The work provides the first theoretical analysis linking GNN calibration to node similarity and proposes SimCalib, a new calibration method considering global and local similarity measures.

Findings

SimCalib achieves state-of-the-art calibration on 14 out of 16 benchmarks.

A correlation exists between node similarity and calibration improvement.

Theoretical analysis connects over-smoothing with calibration issues.

Abstract

Graph neural networks (GNNs) have exhibited impressive performance in modeling graph data as exemplified in various applications. Recently, the GNN calibration problem has attracted increasing attention, especially in cost-sensitive scenarios. Previous work has gained empirical insights on the issue, and devised effective approaches for it, but theoretical supports still fall short.
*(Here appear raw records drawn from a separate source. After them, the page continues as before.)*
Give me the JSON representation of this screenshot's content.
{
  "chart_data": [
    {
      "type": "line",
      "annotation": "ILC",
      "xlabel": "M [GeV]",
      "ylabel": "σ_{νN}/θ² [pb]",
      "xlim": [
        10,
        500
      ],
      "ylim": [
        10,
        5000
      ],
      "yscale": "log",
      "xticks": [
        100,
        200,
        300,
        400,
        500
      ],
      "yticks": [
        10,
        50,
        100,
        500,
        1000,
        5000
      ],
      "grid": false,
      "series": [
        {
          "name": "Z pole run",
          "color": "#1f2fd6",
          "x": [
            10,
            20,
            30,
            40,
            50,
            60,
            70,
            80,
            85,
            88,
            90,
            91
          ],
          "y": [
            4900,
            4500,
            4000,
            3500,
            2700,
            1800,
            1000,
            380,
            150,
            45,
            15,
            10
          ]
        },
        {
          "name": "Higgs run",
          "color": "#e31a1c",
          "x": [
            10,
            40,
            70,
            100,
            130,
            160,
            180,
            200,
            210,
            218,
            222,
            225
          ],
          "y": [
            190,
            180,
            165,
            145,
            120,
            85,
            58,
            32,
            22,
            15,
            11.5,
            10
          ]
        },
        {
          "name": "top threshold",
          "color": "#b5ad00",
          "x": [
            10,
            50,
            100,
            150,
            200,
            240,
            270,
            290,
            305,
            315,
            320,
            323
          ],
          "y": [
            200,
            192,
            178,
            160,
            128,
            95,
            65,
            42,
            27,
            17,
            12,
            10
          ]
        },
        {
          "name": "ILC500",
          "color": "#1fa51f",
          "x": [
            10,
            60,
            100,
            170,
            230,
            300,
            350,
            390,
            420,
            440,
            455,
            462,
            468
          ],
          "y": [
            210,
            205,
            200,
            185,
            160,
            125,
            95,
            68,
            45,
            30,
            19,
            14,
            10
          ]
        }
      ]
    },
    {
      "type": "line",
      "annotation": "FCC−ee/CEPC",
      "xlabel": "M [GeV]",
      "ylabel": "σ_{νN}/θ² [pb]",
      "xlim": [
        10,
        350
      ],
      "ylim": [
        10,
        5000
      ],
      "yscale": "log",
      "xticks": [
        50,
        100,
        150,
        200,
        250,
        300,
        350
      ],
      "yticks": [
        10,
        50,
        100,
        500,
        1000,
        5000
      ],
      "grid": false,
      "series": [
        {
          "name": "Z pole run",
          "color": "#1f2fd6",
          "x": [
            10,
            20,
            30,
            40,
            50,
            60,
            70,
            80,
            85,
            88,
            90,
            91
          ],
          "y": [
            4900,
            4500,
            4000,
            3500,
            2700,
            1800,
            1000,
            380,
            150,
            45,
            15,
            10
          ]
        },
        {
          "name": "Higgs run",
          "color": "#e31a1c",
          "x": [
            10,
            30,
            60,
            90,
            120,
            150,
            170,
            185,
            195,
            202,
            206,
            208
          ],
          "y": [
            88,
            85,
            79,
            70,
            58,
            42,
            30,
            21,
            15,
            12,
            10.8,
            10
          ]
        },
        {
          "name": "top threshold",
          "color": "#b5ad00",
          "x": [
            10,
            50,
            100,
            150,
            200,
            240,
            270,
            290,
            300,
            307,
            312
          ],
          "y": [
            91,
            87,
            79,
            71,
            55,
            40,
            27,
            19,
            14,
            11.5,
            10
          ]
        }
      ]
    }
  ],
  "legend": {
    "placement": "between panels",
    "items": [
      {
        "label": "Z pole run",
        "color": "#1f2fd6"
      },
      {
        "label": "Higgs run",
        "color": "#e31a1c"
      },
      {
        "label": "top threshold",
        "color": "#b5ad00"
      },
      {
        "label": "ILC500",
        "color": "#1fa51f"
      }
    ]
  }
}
In this work, we shed light on the relationship between GNN calibration and nodewise similarity via theoretical analysis. A novel calibration framework, named SimCalib, is accordingly proposed to consider similarity between nodes at global and local levels. At the global level, the Mahalanobis distance between the current node and class prototypes is integrated to implicitly consider similarity between the current node and all nodes in the same class. At the local level, the similarity of node representation movement dynamics, quantified by nodewise homophily and relative degree, is considered. Informed about the application of nodewise movement patterns in analyzing nodewise behavior on the over-smoothing problem, we empirically present a possible relationship between over-smoothing and GNN calibration problem. Experimentally, we discover a correlation between nodewise similarity and model calibration improvement, in alignment with our theoretical results. Additionally, we conduct extensive experiments investigating different design factors and demonstrate the effectiveness of our proposed SimCalib framework for GNN calibration by achieving state-of-the-art performance on 14 out of 16 benchmarks.